The Detroit Institute of Arts' multimillion-dollar collection is being reviewed by an emergency city manager seeking assets to sell to pay off municipal debt.
One of the American cities hit hardest by the recession, Detroit has high levels of unemployment, dwindling house prices and about $17 billion US in debt. It could face bankruptcy.
But the news that the art institute's building and its collection — which includes works by Picasso, van Gogh and Bruegel — could be sold off to relieve debt has shocked both the local community and art lovers everywhere.
'We hold art in trust for public, Donors did not give us art to pay down city debts'—Annmarie Erickson, VP of Detroit Institute of Arts
Annmarie Erickson, executive vice president and chief operating offer of the 130-year-old museum, says the situation is “completely unprecedented.”
“There’s never been a municipal bankruptcy or a manager appointed to oversee a city’s finances on this scale before in the U.S.,” she told CBC’s Q cultural affairs show.
“And there’s never been an asset like the DIA collection involved in something like this. We really are in uncharted waters.”

Emergency manager at city

Michigan governor Rick Snyder recently appointed emergency city manager Kevyn Orr to investigate the city’s crisis. Orr contacted the museum about two weeks ago, demanding that it play a role in solving the city’s debt problem.
Erickson says exactly what that role might be will be worked out over the next month. Though Detroit doesn’t contribute toward the operating costs of the museum, the art and the building are owned by the city.
Melancholy Woman by Pablo Picasso is part of the collection of the DIA. Melancholy Woman by Pablo Picasso is part of the collection of the DIA. (Detroit Institute of Arts/Associated Press)
In the meantime, the museum is pulling all the strings it can to preserve its collection, estimated to be worth $2.5 billion.
On Friday, Republican Senate majority leader Randy Richardville introduced a state bill to prevent the sale of the DIA's works in the event of municipal bankruptcy. But a state law might not trump federal bankruptcy law, which would kick into play if the city does declare bankruptcy.
Erickson said there is a matter of public trust involved.
“We hold art in trust for public. Donors did not give us art to pay down city debts,” she said, adding that the idea of selling off a city’s art collection would lead to “donor chill.”
She argues that the DIA is integral to the economic wellbeing of its midtown neighbourhood and “one of those institutions that make life better in this city and this state.” Detroit residents are appalled at the suggestion DIA assets might be sold, she said.

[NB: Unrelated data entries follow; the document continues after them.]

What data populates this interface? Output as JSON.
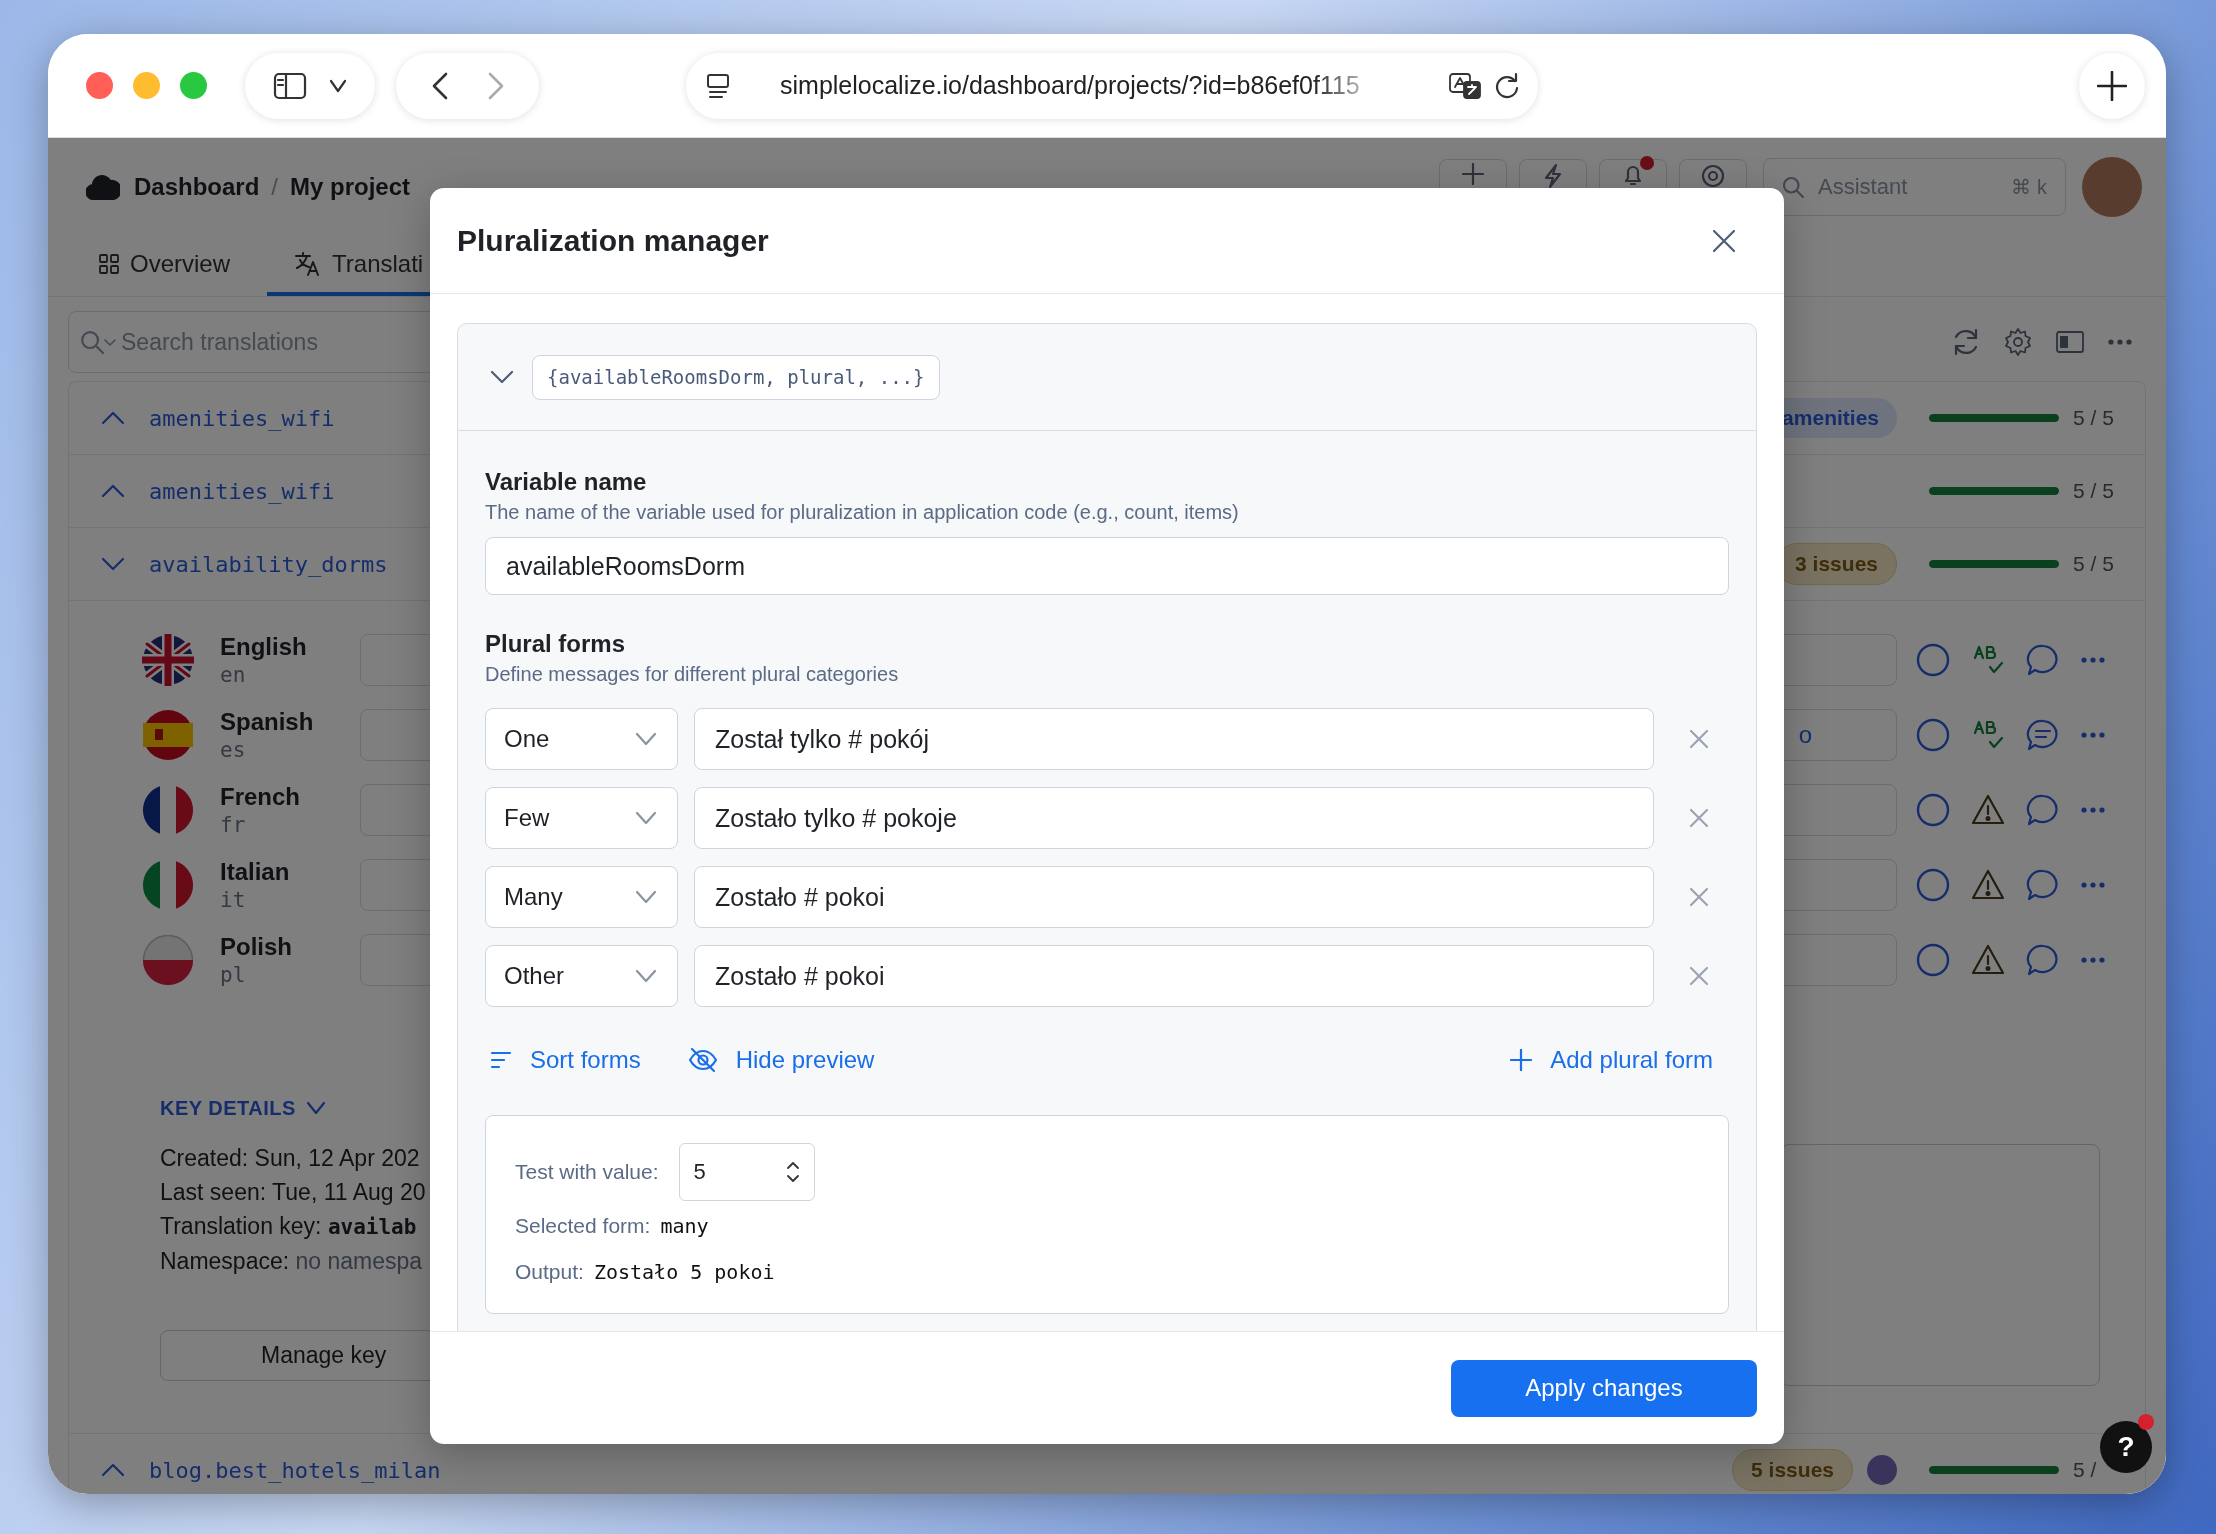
{
  "browser": {
    "url": "simplelocalize.io/dashboard/projects/?id=b86ef0f115"
  },
  "header": {
    "breadcrumb": [
      "Dashboard",
      "My project"
    ],
    "separator": "/",
    "notifications": true,
    "assistant": "Assistant",
    "shortcut": "⌘ k"
  },
  "tabs": [
    {
      "label": "Overview",
      "selected": false
    },
    {
      "label": "Translati",
      "selected": true
    }
  ],
  "search": {
    "placeholder": "Search translations"
  },
  "keys": [
    {
      "key": "amenities_wifi",
      "expanded": false,
      "badges": [
        {
          "kind": "tag",
          "label": "amenities"
        }
      ],
      "assigned": false,
      "level": 1,
      "progress": "5 / 5"
    },
    {
      "key": "amenities_wifi",
      "expanded": false,
      "assigned": false,
      "level": 1,
      "progress": "5 / 5"
    },
    {
      "key": "availability_dorms",
      "expanded": true,
      "badges": [
        {
          "kind": "issues",
          "label": "3 issues"
        }
      ],
      "assigned": false,
      "level": 1,
      "progress": "5 / 5",
      "languages": [
        {
          "name": "English",
          "code": "en",
          "kind": "gb",
          "warning": false,
          "comments": false
        },
        {
          "name": "Spanish",
          "code": "es",
          "kind": "es",
          "value": "o",
          "warning": false,
          "comments": true
        },
        {
          "name": "French",
          "code": "fr",
          "kind": "fr",
          "warning": true,
          "comments": false
        },
        {
          "name": "Italian",
          "code": "it",
          "kind": "it",
          "warning": true,
          "comments": false
        },
        {
          "name": "Polish",
          "code": "pl",
          "kind": "pl",
          "warning": true,
          "comments": false
        }
      ],
      "details": {
        "toggle": "KEY DETAILS",
        "lines": [
          {
            "label": "Created:",
            "value": "Sun, 12 Apr 202",
            "kind": "plain"
          },
          {
            "label": "Last seen:",
            "value": "Tue, 11 Aug 20",
            "kind": "plain"
          },
          {
            "label": "Translation key:",
            "value": "availab",
            "kind": "code"
          },
          {
            "label": "Namespace:",
            "value": "no namespa",
            "kind": "muted"
          }
        ],
        "button": "Manage key"
      }
    },
    {
      "key": "blog.best_hotels_milan",
      "expanded": false,
      "badges": [
        {
          "kind": "issues",
          "label": "5 issues"
        }
      ],
      "assigned": true,
      "level": 1,
      "progress": "5 /"
    }
  ],
  "help": {
    "label": "?",
    "notification": true
  },
  "modal": {
    "title": "Pluralization manager",
    "icu": "{availableRoomsDorm, plural, ...}",
    "variable": {
      "label": "Variable name",
      "hint": "The name of the variable used for pluralization in application code (e.g., count, items)",
      "value": "availableRoomsDorm"
    },
    "plural": {
      "label": "Plural forms",
      "hint": "Define messages for different plural categories",
      "forms": [
        {
          "category": "One",
          "message": "Został tylko # pokój"
        },
        {
          "category": "Few",
          "message": "Zostało tylko # pokoje"
        },
        {
          "category": "Many",
          "message": "Zostało # pokoi"
        },
        {
          "category": "Other",
          "message": "Zostało # pokoi"
        }
      ]
    },
    "actions": [
      {
        "kind": "sort",
        "label": "Sort forms"
      },
      {
        "kind": "hide",
        "label": "Hide preview"
      },
      {
        "kind": "add",
        "label": "Add plural form"
      }
    ],
    "preview": {
      "test_label": "Test with value:",
      "test_value": "5",
      "form_label": "Selected form:",
      "form": "many",
      "output_label": "Output:",
      "output": "Zostało 5 pokoi"
    },
    "apply": "Apply changes"
  }
}
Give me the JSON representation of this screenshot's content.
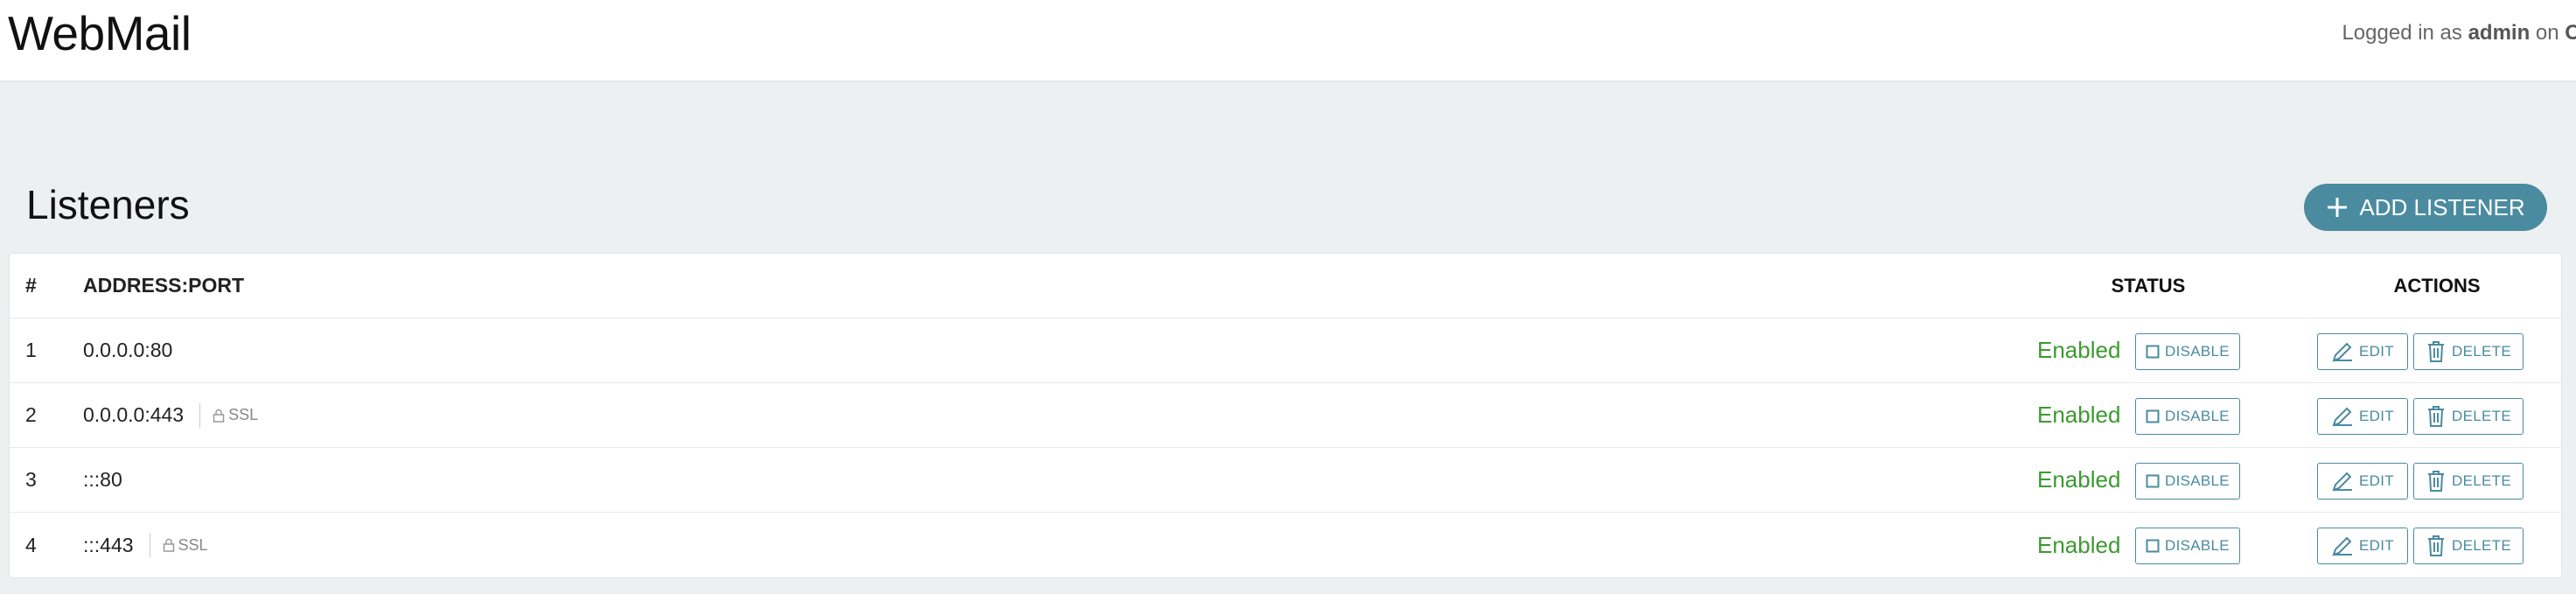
{
  "app": {
    "title": "WebMail",
    "login_prefix": "Logged in as ",
    "user": "admin",
    "login_mid": " on ",
    "server": "Orar"
  },
  "page": {
    "heading": "Listeners",
    "add_button_label": "ADD LISTENER"
  },
  "table": {
    "headers": {
      "num": "#",
      "address": "ADDRESS:PORT",
      "status": "STATUS",
      "actions": "ACTIONS"
    },
    "rows": [
      {
        "num": "1",
        "address": "0.0.0.0:80",
        "ssl": "",
        "status": "Enabled"
      },
      {
        "num": "2",
        "address": "0.0.0.0:443",
        "ssl": "SSL",
        "status": "Enabled"
      },
      {
        "num": "3",
        "address": ":::80",
        "ssl": "",
        "status": "Enabled"
      },
      {
        "num": "4",
        "address": ":::443",
        "ssl": "SSL",
        "status": "Enabled"
      }
    ],
    "disable_label": "DISABLE",
    "edit_label": "EDIT",
    "delete_label": "DELETE"
  },
  "colors": {
    "accent": "#4a8ba0",
    "enabled": "#3a9a2f",
    "background": "#ecf0f1"
  },
  "icons": [
    "plus-icon",
    "lock-icon",
    "square-icon",
    "pencil-icon",
    "trash-icon"
  ]
}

Counties support museum operating cost

In 2012, the museum was successful in persuading the three counties surrounding Detroit to pass a tax levy to support its operating costs. That levy brings in $23 million annually and in return, the residents of those counties get free admission to the DIA. As a result, the museum has seen attendance soar.
The state governor has said he appointed the emergency city manager in Detroit to work through the financial crisis over the next 18 months to create a “stronger more healthy Detroit.”